Childhood

Ini nih yang namanya 'montik'
Masih di pematang sawah yang kini mulai menyempit, di seberang sana terlihat cakrawala yang masih luas membentang. Sore ini, seolah ingin bernostalgia dengan masa kecil yang dekat dengan alam. Masih teringat saat-saat yang cukup membahayakan tapi sangat menyenangkan bagi kami para bolangers kecil, menyeberang sungai untuk sampai di desa sebelah. Atau bersepeda melintas jalan terjal dan tanah yang jauh dari kata rata untuk mencapai salah satu rumah karib kami. Bisa juga sekedar bermain di halaman luas yang masih bertanah, kami menyebutnya ‘enthik’ atau ‘nekeran’. 

Masih di pematang yang sama, dulu beberapa kali diajak untuk ater-ater makan siang  ke pak tani yang sedang mengerjakan sawah, atau ke kakek yang kala itu masih kokoh dengan otot-otot rentanya. Suatu kala, kami hanya duduk di gubuk pinggir sawah. Menghirup udara sawah dalam-dalam, mendengar desau angin yang menyapa kulit, atau menikmati kepakan serta kicauan burung yang berusaha untuk mengincip padi yang telah terasa berat.

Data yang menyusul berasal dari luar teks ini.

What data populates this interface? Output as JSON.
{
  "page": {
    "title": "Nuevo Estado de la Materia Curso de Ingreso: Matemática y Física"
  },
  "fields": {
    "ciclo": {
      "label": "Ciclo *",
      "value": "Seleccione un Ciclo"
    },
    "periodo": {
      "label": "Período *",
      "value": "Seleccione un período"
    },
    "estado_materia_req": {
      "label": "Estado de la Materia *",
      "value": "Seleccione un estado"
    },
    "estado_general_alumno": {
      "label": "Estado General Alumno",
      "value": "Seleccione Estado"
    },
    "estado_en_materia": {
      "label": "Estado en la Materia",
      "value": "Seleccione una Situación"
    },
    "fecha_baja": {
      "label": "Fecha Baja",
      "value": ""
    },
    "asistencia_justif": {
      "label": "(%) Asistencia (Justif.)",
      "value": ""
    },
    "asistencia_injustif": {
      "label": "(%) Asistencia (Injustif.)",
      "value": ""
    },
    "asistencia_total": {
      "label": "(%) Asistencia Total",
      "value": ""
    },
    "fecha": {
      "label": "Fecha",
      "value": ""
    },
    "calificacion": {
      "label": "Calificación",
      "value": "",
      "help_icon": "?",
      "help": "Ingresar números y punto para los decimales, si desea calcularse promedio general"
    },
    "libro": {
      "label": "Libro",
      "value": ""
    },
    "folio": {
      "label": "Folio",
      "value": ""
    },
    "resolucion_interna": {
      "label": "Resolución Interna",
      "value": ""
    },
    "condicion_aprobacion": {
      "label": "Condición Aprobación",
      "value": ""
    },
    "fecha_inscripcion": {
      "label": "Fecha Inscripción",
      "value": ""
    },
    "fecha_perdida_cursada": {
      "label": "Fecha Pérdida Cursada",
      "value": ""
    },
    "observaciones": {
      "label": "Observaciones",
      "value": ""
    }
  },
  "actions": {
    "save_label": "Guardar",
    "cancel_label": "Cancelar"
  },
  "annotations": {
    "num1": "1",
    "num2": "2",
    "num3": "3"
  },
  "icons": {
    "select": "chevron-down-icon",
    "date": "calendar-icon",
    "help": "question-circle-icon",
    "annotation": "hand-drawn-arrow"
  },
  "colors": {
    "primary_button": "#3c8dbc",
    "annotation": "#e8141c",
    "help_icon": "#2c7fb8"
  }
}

Ketika mulai beranjak ke kota lain, hanya derum motor yang menyapa jalan-jalan tanah yang dulu kulalui dengan sepeda. Hanya selintas saja, itupun karena ada perlu ke rumah saudara atau kegiatan lain. Tidak pernah lagi menikmati jalan aspal yang diapit kebun jagung yang sangat luas dan langit indah sebagai atapnya. Hanya selintas saja. Padahal tempat tersebut bisa dibilang kawasan favorit jika kebetulan melewati atau sengaja lewat di daerah itu.

Aroma manis gula juga kadang tercium saat bersepeda di depan pabrik gula, bonus ‘langes’(semacam sisa-sisa penggilingan gula berwarna hitam) biasanya. Sampai di jalan depan kuburan, biasanya kami mencari jamur yang tumbuh di ‘blothong’ atau ampas penggilingan. Anehnya, meskipun semangat mencari, saya tidak semangat untuk memakannya. Hehe. Bergeser sedikit ada satu pohon yang cukup fenomenal di desa, pohon asem. Dan karena pohon asemnya gede banget, terletak di pertigaan jalan, wilayah tersebut dinamakan asem gede. Waktu kecil, kami lumayan ‘ngeper’ juga kalau  lewat pohon itu malem-malem.

Saat ayah mau berangkat kerja, ada ritual lain yang biasa kami lakukan juga, saya dibonceng keliling kampung sebelum akhirnya beliau harus segera ke kantor. Yang bisa dibilang lucu kalo diingat, saat ada ‘montik’, kereta pengangkut tebu, saya selalu heboh sendiri dengan bergegas lari ke depan jendela dan melihat sang ‘montik’ berjalan pelan. Kalau lagi beruntung, saya bisa melihat adegan anak-anak muda yang menarik beberapa batang tebu dari ‘montik’untuk dimakan. Hehe. Sederhana. Hal-hal yang tidak bisa ditemui ditempat manapun, dengan sejuta kenangan yang ada. Meski kadang semua kondisi sudah berbeda, kita masih bisa mencicip aroma kerinduan saat mengingatnya. Childhood.


Comments

Line's Corner said…
Ini memori tentang masa kecil di Madiun kah mbak?
Kapan-kapan saya boleh diajak kesana. Hehe :)
Immash said…
yuhuu, mampir gih sama anak2 yang seramaian. udah sering cerita ke-unik-an anak-anak etos ke ibu. hehe.